Mr Stevens, le majordome qui est le protagoniste principal de ce roman est comme nous tous a la recherche de son estime de soi, du sens de la vie, du bonheur et tout ca... qu'il croit trouver en devenant ce qu'il appelle un "grand majordome", celui de Lord Darlington ("Sa Seigneurie"). Pour lui, cela signifie etre efficace bien-sur mais aussi "digne" c'est-a-dire capable de garder son flegme (britannique, of course) en toute circonstance. Jusque-la rien de tres particulier mais Mr Stevens ajoute encore une exigeance a la grandeur majordomesque: servir un maitre qui participe de maniere positive a l'histoire humaine car alors lui-meme devient un acteur historique positif en consacrant sa vie a servir ce maitre. Parvenu a etre un "grand majordome" Mr Stevens, sans s'en rendre compte, s'est enferré dans le piege d'une vie entierement consacrée a le devenir et rester. Pour cela, il a non-seulement renoncé a toute spontanéité dans les rapports humains au point de devenir une caricature de personnalité rigide, froide et obsessionnelle mais aussi sacrifié vie privée et donc sociale, amoureuse et affective.

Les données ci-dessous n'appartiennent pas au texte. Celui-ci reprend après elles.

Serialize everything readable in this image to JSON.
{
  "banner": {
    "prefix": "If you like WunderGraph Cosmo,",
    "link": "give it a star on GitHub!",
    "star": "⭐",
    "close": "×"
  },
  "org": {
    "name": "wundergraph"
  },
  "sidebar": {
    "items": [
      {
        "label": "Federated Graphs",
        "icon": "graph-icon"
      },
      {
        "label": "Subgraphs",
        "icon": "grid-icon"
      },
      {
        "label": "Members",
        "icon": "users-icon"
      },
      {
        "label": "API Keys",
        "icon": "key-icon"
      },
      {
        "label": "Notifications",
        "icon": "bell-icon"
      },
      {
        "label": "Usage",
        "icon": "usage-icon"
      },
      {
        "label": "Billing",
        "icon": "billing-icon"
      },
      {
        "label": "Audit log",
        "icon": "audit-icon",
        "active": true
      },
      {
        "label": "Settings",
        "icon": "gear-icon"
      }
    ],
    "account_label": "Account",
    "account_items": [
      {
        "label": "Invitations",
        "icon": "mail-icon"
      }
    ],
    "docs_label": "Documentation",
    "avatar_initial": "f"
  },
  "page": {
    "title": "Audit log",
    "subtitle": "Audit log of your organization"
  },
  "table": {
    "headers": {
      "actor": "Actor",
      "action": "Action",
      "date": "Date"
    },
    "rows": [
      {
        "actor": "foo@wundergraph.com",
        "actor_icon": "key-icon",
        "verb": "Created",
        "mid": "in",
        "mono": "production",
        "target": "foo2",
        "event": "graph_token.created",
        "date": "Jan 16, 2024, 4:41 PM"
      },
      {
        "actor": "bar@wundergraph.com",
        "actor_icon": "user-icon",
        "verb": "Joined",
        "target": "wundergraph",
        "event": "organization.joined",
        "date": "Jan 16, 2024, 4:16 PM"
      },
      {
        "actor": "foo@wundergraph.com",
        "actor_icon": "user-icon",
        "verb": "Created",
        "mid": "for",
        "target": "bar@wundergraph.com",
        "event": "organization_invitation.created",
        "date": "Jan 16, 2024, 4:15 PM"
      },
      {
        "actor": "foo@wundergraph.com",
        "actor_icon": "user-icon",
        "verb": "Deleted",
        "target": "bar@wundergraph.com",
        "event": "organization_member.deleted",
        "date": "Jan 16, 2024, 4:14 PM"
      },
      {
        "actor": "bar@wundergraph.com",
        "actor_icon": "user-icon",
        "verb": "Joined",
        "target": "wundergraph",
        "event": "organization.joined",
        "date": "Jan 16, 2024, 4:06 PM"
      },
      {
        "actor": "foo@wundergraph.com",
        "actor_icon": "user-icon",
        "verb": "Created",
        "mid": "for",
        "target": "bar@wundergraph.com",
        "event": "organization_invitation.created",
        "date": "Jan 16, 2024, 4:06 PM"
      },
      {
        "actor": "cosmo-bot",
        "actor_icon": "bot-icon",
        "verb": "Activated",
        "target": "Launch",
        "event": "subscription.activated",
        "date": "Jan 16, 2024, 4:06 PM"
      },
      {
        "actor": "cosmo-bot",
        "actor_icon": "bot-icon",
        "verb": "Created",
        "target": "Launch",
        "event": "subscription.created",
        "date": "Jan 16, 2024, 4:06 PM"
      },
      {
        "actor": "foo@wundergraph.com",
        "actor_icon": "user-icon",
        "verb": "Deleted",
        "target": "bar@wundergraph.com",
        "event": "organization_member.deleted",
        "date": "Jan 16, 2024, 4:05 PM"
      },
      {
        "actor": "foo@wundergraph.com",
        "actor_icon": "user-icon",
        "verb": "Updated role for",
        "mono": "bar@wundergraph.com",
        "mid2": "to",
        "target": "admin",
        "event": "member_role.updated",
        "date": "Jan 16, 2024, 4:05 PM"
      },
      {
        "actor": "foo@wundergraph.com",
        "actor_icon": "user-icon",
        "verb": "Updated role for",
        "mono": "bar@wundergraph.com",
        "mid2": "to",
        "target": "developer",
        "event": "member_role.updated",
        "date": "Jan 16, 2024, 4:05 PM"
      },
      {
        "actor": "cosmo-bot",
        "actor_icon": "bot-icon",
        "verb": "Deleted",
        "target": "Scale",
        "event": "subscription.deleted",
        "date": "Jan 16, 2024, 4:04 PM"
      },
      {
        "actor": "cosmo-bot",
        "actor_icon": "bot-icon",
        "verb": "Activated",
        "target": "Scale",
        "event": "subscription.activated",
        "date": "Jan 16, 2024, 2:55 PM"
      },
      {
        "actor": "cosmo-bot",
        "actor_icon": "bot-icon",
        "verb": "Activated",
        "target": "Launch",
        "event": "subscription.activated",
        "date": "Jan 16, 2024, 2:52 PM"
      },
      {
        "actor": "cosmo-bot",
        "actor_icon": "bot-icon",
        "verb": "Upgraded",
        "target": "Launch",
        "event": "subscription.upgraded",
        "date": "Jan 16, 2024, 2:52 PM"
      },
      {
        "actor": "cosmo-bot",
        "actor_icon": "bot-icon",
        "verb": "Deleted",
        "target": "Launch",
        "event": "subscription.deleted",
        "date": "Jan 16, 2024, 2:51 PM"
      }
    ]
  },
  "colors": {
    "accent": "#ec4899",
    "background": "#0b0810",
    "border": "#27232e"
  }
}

A la fin du roman, Mr Stevens se rend compte de tout ce qu'il a sacrifié a l'idéal du "grand majordome", d'autant que le role historique de son maitre qu'il croyait positif est, entre-temps -manque de pot- devenu négatif aux yeux de la société. S'il est trop tard pour réparer les pots cassés en amour et affection manqués, il décide de retrouver autant que faire se peut la spontanéité dans les rapports humains, ce qu'il appelle la capacité de "badiner".
Voyageur, si tu cherches un roman d'amour sur fond de manoirs anglais ou un trou de serrure sur les secrets d'alcoves de l'aristocratie anglaise, "
Les vestiges du jour" n'est pas pour toi. Loin d'etre anodin, ce roman est une lecon de vie, une parabole sur le sens de la vie.